[HN Gopher] Bad Data and Data Engineering: Dissecting Google Pla...
       ___________________________________________________________________
        
       Bad Data and Data Engineering: Dissecting Google Play Music Takeout
       Data
        
       Author : otter-in-a-suit
       Score  : 49 points
       Date   : 2021-12-25 22:17 UTC (1 days ago)
        
 (HTM) web link (chollinger.com)
 (TXT) w3m dump (chollinger.com)
        
       | wodenokoto wrote:
       | > The script should be decently self-explanatory [...] Please
       | note that this is all single-threaded, which I don't recommend -
       | with nohup and the like, you can trivially parallelize this.
       | 
       | How do you parallelize a loop in bash without getting all the
       | echo's intertwined and jumbled together?
        
         | karlding wrote:
         | In general, you can partition the loop to delegate to "workers"
         | and have each instance pipe the output to different files, each
         | corresponding to an output stream.

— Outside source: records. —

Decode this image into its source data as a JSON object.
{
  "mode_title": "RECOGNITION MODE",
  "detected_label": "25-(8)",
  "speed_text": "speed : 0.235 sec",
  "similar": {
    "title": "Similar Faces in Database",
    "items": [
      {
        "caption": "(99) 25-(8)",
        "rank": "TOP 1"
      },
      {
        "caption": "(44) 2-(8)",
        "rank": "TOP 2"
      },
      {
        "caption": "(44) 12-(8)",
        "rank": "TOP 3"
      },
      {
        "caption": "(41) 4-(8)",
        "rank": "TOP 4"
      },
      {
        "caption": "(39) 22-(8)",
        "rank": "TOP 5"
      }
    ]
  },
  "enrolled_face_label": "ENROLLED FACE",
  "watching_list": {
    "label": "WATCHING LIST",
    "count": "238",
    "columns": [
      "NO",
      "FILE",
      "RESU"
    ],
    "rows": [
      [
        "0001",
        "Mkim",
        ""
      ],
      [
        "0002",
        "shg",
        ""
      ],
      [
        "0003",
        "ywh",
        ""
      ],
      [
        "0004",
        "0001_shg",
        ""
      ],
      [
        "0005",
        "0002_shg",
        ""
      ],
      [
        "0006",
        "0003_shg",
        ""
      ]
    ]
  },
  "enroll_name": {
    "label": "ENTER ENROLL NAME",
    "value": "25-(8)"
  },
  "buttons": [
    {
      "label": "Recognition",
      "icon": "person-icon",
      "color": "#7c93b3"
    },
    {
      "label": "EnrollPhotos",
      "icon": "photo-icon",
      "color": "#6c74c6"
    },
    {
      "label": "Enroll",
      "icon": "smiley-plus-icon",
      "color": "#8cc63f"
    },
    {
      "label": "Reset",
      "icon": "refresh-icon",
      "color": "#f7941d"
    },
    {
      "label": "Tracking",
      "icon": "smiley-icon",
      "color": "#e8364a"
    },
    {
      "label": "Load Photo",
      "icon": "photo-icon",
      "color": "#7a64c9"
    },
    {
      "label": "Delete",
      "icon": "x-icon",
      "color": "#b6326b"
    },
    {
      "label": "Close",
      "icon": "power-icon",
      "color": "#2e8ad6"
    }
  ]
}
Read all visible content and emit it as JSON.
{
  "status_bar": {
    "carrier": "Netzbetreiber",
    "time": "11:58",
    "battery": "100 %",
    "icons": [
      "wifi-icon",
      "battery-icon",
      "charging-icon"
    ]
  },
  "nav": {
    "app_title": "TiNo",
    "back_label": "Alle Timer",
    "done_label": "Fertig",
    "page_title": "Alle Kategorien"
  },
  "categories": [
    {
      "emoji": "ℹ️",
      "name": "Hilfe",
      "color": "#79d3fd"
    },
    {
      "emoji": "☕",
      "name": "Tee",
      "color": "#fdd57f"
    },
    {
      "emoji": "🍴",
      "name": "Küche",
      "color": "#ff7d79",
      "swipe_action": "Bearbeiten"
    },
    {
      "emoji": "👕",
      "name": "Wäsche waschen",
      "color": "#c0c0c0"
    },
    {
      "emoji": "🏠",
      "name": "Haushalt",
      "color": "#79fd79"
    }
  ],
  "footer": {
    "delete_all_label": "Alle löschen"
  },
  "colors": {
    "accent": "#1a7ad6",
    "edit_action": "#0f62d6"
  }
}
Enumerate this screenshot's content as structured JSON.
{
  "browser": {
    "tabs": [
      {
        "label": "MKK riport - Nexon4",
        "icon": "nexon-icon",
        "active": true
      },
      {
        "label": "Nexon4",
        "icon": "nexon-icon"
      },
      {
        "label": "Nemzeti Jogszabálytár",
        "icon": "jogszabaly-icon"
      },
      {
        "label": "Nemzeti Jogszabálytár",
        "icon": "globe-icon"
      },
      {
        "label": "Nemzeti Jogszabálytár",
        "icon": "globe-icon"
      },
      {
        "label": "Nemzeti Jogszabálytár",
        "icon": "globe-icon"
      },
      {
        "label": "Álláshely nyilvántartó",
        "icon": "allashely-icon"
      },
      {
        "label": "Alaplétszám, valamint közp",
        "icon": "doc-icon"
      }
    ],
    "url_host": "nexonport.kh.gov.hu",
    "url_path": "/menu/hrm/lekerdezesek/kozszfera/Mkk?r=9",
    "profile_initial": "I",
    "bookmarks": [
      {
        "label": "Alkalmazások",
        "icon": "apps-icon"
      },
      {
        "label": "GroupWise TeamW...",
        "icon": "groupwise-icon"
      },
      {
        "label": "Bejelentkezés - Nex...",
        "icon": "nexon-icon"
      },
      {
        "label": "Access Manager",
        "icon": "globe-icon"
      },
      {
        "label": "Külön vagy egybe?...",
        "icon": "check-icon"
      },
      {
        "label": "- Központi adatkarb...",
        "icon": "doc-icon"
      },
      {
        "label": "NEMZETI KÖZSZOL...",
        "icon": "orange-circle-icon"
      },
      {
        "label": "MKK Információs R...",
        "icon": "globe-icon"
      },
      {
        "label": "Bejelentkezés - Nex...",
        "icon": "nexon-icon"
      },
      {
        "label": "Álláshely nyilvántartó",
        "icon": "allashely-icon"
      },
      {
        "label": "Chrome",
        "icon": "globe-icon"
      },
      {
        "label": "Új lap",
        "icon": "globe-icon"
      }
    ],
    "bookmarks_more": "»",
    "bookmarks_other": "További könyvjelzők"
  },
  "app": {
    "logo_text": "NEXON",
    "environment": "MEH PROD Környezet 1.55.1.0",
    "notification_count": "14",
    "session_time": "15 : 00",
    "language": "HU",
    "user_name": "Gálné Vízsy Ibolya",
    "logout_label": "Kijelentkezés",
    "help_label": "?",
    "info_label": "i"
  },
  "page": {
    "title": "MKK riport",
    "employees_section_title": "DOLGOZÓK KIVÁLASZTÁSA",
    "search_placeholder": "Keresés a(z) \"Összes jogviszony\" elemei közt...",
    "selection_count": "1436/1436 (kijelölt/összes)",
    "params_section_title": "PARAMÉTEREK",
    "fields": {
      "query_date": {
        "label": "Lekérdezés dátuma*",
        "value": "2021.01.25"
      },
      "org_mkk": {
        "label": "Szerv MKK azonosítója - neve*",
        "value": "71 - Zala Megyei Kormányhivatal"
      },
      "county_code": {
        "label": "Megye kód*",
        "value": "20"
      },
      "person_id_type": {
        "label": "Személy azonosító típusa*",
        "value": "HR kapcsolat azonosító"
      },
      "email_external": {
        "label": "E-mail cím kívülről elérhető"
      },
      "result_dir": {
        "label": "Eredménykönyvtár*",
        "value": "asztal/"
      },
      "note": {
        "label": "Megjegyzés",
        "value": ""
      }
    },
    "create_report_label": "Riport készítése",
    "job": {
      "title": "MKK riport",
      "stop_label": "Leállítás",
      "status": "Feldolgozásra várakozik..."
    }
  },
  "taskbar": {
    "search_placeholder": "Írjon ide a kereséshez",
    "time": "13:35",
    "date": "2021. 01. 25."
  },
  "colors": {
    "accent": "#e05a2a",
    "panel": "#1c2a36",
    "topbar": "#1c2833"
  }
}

This avoids the need for
         | mutual exclusion around your output streams. If you need to
         | aggregate logs then run some log aggregator.
        
       | progbits wrote:
       | So are the mp3 files not the same as what the author uploaded? I
       | could imagine weird organization for tracks from the service but
       | for self-uploaded data I would be surprised if they didn't just
       | give them back the same.
       | 
       | The article never mentioned how this showed up in the GPM app
       | itself which feels lacking.
       | 
       | Otherwise a nice article but it reminds me why I long ago gave up
       | on media metadata organization. So much work, so much mess...
        
         | kiloDalton wrote:
         | In the case of lossless files, the takeout files are
         | empathically not the same files that were uploaded. Google
         | Music would allow a user to upload lossless FLAC files, but
         | internally it converted them to 320 kpbs MP3 files. So, GPM
         | certainly transcoded a portion of uploaded files. I'm not sure
         | to what extent it left files alone if they met Google's
         | formatting specifications. Perhaps someone else knows.
        
           | jeffbee wrote:
           | I don't think they did very much leaving things alone. One of
           | my biggest problems with GPM was that my uploads would
           | seemingly get de-duplicated alongside some other record that
           | wasn't exactly the same, like a reissue or a remaster of the
           | same record that sounded noticeably different. Sometimes an
           | album I uploaded would gain a mysterious bonus track. They
           | also at some point hosed up the whole system in such a way
           | that many of my records contained every track twice, which
           | meant I had to make playlists out of my old albums just to
           | remove the even-numbered tracks and make it listenable again.
           | 
           | If you takeout from YTM it says your music files are "Your
           | originally uploaded audio file" which is nice. Since music in
           | YTM may have been migrated from GPM, that seems to imply that
           | GPM retained the originals.
           | 
           | When they shut down GPM I migrated to YTM, which doesn't seem
           | to have these specific catalog problems. I also just re-
           | organized my local copy of my FLACs using MusicBrainz Picard.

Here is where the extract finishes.